Johnny is in the radio business, traveling to different cities to interview kids about their feelings on their lives, their nation, and their futures. He's been estranged from his sister ever since their mother passed away following a battle with an illness, but the two are reunited when Johnny comes out to see his sister in California, looking after her son Jesse while she deals with her husband requiring care for mental illness. Johnny struggles with Jesse at first, but slowly develops a bond with the child, even taking the boy back to New York with him as he works on additional radio interviews. But how will these family dynamics change over time, and will Jesse be able to readjust to life with his mother with the changes he's experiencing?
C'MON C'MON's opening scene is a bit misleading; when I first started watching the film I was beginning to wonder if this was a narrative film or a documentary regarding children's feelings regarding their lives and the modern world. But once the movie gets past that initial hiccup, it's a surprisingly effective character study showing how family dynamics can change over time despite turbulence and past struggles. The casting and chemistry between the actors, the gorgeous black-and-white cinematography, and the drama that unfolds over the course of the film are all surprisingly strong. While I was a relative latecomer to see this one, it certainly won me over.

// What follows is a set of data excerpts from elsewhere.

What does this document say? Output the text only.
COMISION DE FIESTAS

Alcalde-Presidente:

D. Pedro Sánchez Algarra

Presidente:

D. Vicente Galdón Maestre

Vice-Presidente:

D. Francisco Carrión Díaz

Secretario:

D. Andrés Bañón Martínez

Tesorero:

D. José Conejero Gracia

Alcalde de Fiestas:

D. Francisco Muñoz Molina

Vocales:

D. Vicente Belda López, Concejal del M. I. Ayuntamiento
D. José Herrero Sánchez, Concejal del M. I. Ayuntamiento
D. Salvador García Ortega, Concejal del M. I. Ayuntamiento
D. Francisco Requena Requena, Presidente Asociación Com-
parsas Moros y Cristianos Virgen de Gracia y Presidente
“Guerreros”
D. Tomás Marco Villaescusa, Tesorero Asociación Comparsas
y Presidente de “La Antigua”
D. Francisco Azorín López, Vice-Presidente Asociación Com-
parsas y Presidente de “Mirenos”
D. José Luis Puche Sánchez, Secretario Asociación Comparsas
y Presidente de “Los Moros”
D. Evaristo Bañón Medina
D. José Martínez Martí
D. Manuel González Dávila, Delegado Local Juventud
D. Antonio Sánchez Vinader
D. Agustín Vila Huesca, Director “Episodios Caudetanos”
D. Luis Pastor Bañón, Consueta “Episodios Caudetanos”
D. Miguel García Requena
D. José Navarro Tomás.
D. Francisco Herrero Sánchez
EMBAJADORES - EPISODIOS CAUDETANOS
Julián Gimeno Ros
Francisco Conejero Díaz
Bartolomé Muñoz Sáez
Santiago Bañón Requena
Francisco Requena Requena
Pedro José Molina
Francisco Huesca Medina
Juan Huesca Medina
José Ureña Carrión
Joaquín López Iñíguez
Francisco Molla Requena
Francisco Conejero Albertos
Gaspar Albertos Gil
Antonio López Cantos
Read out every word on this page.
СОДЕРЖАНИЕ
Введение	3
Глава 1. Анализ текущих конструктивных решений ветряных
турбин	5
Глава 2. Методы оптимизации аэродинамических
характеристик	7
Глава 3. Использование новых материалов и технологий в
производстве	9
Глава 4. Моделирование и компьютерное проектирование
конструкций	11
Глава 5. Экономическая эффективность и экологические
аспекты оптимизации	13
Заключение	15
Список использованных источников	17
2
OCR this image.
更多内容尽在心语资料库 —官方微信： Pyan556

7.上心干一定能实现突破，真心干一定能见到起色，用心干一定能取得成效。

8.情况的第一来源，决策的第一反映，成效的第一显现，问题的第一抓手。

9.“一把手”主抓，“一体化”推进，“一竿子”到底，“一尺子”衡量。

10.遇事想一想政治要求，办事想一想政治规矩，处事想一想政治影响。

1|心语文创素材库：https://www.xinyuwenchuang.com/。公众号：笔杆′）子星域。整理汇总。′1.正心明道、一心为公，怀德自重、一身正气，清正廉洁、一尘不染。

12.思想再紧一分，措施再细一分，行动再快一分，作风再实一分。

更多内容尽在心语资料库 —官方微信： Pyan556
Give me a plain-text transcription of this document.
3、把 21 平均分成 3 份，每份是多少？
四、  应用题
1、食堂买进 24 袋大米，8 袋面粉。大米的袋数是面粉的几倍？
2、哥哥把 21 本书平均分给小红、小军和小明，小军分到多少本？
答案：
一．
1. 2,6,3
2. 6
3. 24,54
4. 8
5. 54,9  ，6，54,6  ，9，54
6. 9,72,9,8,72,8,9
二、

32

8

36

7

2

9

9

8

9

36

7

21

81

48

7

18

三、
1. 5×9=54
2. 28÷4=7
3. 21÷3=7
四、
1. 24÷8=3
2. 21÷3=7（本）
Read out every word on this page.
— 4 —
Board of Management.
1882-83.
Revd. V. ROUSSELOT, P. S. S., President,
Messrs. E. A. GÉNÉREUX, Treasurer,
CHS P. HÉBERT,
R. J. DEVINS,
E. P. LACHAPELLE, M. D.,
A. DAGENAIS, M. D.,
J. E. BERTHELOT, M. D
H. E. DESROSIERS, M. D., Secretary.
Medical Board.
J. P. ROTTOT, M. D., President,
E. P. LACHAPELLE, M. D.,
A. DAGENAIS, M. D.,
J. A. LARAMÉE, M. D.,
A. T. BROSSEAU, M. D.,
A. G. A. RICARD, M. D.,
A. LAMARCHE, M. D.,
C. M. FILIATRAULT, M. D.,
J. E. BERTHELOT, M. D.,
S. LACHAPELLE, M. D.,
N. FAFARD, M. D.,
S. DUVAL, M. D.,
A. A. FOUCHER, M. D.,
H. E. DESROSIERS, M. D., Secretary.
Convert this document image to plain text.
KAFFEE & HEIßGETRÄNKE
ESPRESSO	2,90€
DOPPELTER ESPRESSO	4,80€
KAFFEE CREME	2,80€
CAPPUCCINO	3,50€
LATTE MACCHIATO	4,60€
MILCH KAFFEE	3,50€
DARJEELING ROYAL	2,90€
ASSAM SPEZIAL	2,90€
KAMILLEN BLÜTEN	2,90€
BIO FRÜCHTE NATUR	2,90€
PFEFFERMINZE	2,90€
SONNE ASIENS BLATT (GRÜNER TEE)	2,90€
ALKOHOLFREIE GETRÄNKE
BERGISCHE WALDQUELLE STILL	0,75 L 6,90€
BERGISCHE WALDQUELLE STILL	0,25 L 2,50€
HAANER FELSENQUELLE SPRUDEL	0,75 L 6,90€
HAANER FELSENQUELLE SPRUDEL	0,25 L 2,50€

The performances in this film don't fail, and the casting is arguably the movie's greatest asset. Joaquin Phoenix is a fantastic actor who brings his A-game to every project, and this a much more grounded and personal film than some of the more iconic roles he's taken on over the past two decades, but this works to the movie's advantage, letting us see a different side of the actor. Woody Norman, who plays young Jesse, is arguably the movie's standout player, with his eccentric nature and the relationships he forges with nearly every other character in the film. The character is likely meant to be a special needs child of sorts, but the film (in my opinion, smartly) keeps this ambiguous, enabling us to focus on him as a character. I'd gladly see another movie with Norman reprising this role, which should go to show how lovable, entertaining, and vulnerable alike he is here.
The cinematography for C'MON C'MON is in black and white; it's great to see growing numbers of filmmakers going back to using this technique, as it's surprising how much it can change the atmosphere of a movie, and it definitely suits the mood of this one well. We've seen California and New York in countless films, perhaps more than any of the United States, and getting to at least see them in a different perspective and shooting style was one thing about this movie that attracted me. The film is a delight to look at thanks to this.
How authentic the movie feels is another fantastic asset. Family drama is relatable on many levels. We've all had those experiences where we're estranged from someone or have an uneasy relationship with them. The contrast between a mother juggling child-rearing duties with other familial problems versus the single working-class person with no spouse or children is another element that's not unfamiliar. Even though the scenery, careers, and locales may not be familiar to everyone who watches this movie, the familial drama most certainly will be, which is one of the many reasons the film hooked me. At the beginning of the movie, Johnny's job is simply getting kids' opinions on worldly issues. By the end of the movie, we know he'll look at it all from a different angle.
There are a handful of elements that fall slightly short, but fortunately these are few in number. The underdevelopment of Johnny's friends is perhaps the one major weakness in an otherwise stellar film; we know he confides in them to help with his son and that they're closer to him than most, but why? The slightly misleading opening scene also probably could've done with some changes; again I felt like I was about to sit down for a documentary rather than a narrative film. I'm happy to say, however, these are the only real shortcomings in a fantastic movie.
C'MON C'MON is a great movie that's worth your time. Dramatic, well-shot, and beautifully cast, it hits all the high notes with some of 2021's best on-screen performances. Don't pass this one by.